A cache of seven fossilized dinosaur eggs that was discovered in South Africa almost 30 years ago but only recently studied in depth reveals that the animals, as youngsters, must have needed help. The finding also suggests how related species later could have evolved their immense statures.
Skeletal remains showed up in six of the 190-million-year-old eggs, each about the size of a chicken egg. The eggs rank as the oldest fossils of dinosaur embryos yet discovered, says Robert R. Reisz, a paleontologist at the University of Toronto at Mississauga in Ontario.
The research team has identified the creatures as a common plant eater called Massospondylus carinatus. Adults of the species, one of a group called prosauropods, measured about 5 meters long.
The degree of bone development in the fossils, as well as the fact that the embryos were large enough to fill their shells, suggests that the creatures were ready to hatch. The embryos have tooth sockets, all of which are empty except for one containing what may be a partially erupted tooth. That suggests that M. carinatus hatchlings had no teeth or teeth too soft to be preserved by fossilization. In either case, new hatchlings probably couldn’t have nipped vegetation from plants and would have required parental care, says Reisz.
Although adults of this species were bipedal and had relatively small forelimbs, limb proportions of the embryos were more balanced, suggesting that hatchlings would have walked on all fours, says Reisz. The large head, relatively stiff neck, and puny pelvic bones of the embryos would have made the youngsters awkward—another clue supporting the notion of parental care. Reisz and his colleagues report their findings in the July 29 Science.
Body proportions of the M. carinatus embryos may provide clues to how evolution shaped subsequent dinosaur species, including a group of relatives known as sauropods. The juvenile M. carinatus body shape reflects the proportions of later sauropod adults.

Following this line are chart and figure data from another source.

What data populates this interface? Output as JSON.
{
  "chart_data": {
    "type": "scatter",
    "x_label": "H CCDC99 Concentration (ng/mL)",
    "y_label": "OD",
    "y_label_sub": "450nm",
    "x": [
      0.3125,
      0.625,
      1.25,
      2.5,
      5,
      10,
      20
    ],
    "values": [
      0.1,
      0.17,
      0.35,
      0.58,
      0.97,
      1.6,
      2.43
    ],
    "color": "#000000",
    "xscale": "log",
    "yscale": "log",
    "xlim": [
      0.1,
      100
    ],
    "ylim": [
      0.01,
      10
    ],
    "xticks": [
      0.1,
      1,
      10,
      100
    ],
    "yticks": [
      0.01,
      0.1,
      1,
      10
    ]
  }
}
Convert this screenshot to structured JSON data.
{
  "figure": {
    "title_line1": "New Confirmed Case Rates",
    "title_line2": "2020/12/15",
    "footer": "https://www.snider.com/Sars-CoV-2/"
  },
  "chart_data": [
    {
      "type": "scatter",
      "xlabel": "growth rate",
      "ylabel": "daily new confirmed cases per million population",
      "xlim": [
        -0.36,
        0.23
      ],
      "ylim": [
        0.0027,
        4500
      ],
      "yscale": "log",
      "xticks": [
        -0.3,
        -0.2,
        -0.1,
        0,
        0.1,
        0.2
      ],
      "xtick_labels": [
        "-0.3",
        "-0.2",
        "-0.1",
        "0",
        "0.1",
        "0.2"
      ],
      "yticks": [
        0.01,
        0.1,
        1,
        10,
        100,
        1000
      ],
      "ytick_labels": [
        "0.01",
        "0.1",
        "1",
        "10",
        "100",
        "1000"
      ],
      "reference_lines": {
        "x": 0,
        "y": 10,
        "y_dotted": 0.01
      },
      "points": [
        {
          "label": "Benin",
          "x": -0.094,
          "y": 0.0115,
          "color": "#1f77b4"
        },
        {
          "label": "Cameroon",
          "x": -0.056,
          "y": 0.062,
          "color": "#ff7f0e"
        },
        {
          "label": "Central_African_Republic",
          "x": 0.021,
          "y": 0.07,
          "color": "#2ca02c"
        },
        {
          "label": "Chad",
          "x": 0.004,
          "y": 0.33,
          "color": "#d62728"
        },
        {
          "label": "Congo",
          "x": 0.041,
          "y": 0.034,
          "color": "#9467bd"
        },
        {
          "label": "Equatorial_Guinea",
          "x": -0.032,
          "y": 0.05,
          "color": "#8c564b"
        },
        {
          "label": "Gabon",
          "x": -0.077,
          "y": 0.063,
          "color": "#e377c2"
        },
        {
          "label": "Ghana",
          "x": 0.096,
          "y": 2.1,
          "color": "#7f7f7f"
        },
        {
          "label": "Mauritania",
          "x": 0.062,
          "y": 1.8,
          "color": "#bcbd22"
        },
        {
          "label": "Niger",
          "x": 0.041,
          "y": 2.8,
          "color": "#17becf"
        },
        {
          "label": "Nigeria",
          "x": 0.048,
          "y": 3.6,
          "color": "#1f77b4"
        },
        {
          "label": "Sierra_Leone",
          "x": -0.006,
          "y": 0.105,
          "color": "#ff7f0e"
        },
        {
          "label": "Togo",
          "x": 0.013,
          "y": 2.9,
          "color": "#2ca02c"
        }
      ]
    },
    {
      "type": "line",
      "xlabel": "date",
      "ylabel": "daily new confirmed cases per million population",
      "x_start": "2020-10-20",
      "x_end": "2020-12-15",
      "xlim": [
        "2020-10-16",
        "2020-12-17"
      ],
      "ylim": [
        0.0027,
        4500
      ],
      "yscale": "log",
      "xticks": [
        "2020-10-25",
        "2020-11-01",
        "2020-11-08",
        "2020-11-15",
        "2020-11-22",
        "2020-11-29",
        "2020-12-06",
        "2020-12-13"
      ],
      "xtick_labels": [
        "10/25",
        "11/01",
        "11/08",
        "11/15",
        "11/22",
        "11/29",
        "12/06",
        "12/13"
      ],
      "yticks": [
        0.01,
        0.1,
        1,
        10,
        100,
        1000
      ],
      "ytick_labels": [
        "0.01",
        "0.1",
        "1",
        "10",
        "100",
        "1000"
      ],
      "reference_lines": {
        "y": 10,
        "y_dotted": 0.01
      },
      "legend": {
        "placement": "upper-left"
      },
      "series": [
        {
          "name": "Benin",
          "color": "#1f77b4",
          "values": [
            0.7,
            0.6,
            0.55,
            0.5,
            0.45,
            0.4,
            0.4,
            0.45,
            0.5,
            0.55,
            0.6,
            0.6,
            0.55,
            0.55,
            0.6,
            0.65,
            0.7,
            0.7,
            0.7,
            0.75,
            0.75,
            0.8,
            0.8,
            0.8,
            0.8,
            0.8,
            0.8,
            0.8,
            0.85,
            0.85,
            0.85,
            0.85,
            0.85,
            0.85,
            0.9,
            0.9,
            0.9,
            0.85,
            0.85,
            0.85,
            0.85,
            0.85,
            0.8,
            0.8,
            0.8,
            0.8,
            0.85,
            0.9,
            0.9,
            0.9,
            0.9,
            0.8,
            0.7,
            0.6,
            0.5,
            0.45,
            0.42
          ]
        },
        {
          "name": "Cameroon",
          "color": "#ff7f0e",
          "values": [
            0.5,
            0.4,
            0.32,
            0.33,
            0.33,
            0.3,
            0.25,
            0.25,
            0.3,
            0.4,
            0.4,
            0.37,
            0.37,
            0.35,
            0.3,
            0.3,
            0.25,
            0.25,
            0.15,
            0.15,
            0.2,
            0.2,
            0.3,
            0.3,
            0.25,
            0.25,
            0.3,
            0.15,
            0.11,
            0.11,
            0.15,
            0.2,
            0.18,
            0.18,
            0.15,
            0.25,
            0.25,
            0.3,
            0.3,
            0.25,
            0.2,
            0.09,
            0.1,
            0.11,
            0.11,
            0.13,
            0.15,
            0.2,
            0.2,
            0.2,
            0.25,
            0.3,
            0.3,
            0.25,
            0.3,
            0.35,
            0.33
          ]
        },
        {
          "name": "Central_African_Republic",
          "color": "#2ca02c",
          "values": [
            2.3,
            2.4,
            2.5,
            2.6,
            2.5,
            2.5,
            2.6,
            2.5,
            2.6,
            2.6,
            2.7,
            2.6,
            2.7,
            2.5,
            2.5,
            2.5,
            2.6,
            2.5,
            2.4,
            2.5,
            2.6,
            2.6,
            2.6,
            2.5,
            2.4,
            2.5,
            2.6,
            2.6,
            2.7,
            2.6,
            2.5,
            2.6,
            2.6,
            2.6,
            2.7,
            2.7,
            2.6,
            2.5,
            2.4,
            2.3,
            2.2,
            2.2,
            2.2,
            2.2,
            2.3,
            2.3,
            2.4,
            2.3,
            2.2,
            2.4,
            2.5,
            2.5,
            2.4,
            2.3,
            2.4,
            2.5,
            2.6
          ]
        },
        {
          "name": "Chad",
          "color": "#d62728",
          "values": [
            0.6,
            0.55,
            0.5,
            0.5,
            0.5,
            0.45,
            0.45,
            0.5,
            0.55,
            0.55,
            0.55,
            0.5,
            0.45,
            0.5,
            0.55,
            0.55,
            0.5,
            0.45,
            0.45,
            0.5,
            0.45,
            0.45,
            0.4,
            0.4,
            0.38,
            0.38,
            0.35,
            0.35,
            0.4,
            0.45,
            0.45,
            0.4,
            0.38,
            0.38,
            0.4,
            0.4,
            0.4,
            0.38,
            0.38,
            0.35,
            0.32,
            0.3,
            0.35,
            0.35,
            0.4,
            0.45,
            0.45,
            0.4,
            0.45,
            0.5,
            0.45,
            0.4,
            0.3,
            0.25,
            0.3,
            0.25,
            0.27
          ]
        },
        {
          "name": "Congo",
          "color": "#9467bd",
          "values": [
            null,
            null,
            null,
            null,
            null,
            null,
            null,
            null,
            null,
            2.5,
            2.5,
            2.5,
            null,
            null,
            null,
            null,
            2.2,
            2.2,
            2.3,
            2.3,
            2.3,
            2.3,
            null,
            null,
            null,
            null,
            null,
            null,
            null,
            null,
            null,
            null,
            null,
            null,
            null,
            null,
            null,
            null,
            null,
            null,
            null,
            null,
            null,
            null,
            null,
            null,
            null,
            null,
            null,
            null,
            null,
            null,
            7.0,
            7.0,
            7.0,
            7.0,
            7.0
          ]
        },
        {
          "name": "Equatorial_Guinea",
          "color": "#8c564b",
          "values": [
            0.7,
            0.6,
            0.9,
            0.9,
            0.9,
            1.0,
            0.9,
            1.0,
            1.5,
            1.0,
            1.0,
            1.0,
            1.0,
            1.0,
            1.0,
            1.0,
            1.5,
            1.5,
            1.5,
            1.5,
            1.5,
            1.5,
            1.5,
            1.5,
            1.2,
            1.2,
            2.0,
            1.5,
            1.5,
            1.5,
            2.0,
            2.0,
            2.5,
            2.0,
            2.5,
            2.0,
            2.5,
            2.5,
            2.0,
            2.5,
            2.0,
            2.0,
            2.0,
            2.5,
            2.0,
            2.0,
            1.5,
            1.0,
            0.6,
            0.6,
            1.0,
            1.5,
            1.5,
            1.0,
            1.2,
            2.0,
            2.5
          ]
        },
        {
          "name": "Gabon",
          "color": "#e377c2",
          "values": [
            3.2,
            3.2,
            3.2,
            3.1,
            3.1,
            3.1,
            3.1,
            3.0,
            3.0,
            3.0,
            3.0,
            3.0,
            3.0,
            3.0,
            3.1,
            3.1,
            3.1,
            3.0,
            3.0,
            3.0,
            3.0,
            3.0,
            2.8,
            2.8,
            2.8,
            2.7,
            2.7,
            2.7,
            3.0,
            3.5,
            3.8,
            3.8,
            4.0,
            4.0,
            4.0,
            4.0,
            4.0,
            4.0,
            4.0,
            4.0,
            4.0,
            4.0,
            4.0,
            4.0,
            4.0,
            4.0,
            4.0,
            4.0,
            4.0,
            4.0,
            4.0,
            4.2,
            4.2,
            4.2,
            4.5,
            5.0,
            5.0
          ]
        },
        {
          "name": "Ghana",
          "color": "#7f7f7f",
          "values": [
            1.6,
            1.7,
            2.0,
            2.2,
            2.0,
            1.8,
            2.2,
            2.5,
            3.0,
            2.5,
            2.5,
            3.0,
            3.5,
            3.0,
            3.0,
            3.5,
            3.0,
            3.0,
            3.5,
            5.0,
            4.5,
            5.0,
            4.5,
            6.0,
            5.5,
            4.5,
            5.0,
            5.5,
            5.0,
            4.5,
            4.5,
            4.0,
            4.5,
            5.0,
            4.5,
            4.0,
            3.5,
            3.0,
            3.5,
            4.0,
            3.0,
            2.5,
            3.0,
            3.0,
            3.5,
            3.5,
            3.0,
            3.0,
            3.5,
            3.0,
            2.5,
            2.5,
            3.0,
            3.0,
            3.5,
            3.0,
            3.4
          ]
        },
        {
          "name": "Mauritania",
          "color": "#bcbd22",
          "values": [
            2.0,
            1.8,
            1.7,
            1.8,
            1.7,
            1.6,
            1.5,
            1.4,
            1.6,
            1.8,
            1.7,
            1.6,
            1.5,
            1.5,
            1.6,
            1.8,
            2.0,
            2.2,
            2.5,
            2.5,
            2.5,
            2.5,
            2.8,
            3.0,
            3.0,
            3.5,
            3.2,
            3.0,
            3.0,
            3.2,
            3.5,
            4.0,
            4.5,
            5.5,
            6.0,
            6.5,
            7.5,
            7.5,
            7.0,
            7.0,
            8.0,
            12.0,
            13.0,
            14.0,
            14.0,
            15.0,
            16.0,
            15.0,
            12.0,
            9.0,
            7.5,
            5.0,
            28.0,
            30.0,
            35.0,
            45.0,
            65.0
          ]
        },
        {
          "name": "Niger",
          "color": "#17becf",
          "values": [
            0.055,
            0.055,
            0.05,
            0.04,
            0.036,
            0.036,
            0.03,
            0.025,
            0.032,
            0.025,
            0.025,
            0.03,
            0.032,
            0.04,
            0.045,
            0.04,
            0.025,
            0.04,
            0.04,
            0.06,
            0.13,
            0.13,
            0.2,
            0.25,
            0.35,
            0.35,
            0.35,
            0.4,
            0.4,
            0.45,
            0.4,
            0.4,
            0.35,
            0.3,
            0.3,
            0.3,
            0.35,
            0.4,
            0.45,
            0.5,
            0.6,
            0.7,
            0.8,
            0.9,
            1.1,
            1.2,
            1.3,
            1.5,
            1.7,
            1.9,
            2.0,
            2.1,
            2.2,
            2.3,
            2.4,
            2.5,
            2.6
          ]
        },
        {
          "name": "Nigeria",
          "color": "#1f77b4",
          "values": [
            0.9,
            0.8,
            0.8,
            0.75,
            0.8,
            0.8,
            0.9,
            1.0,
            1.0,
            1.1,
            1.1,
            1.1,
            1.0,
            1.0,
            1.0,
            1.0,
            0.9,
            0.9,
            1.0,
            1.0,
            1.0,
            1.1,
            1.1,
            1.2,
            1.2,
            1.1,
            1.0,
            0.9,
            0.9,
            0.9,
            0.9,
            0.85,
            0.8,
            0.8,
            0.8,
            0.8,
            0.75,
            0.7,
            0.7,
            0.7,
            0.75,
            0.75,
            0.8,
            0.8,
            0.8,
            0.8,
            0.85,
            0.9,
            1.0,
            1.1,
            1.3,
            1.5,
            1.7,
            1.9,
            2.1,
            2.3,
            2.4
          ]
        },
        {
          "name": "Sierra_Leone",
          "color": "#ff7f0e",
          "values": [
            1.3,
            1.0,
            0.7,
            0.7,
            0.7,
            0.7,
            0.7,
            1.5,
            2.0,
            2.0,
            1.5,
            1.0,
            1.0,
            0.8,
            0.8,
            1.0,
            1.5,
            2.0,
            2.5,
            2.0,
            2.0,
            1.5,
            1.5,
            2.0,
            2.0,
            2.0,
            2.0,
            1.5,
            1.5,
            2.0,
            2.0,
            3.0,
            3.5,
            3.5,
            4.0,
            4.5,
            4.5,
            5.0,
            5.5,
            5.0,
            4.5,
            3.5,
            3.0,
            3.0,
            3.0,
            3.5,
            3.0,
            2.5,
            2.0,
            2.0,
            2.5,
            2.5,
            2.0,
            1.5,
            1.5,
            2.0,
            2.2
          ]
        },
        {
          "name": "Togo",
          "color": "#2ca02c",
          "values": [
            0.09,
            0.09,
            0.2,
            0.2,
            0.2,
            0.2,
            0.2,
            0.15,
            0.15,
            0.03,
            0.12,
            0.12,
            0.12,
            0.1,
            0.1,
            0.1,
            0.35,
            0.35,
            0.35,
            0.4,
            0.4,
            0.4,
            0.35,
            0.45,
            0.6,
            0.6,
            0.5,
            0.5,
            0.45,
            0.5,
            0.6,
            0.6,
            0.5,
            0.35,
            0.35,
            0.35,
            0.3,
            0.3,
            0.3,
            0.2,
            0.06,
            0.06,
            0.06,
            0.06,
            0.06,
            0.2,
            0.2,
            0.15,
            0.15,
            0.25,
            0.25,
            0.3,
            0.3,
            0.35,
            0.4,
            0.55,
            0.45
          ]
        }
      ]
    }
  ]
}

If youngsters of these species retained the proportions of M. carinatus hatchlings and extended their adolescent growth spurt, then the creatures could have grown to gigantic proportions. Some later sauropod species were the largest land animals that ever lived, attaining weights between 80 and 100 tons (SN: 6/23/01, p. 397: Available to subscribers at Sahara yields second-largest dinosaur).
That a gradually extended juvenile-growth phase in prosauropods led to the immensity of some later sauropods is “an interesting idea,” says Paul Barrett of the Natural History Museum in London. Although the notion isn’t new, Reisz’ study provides the first skeletal evidence.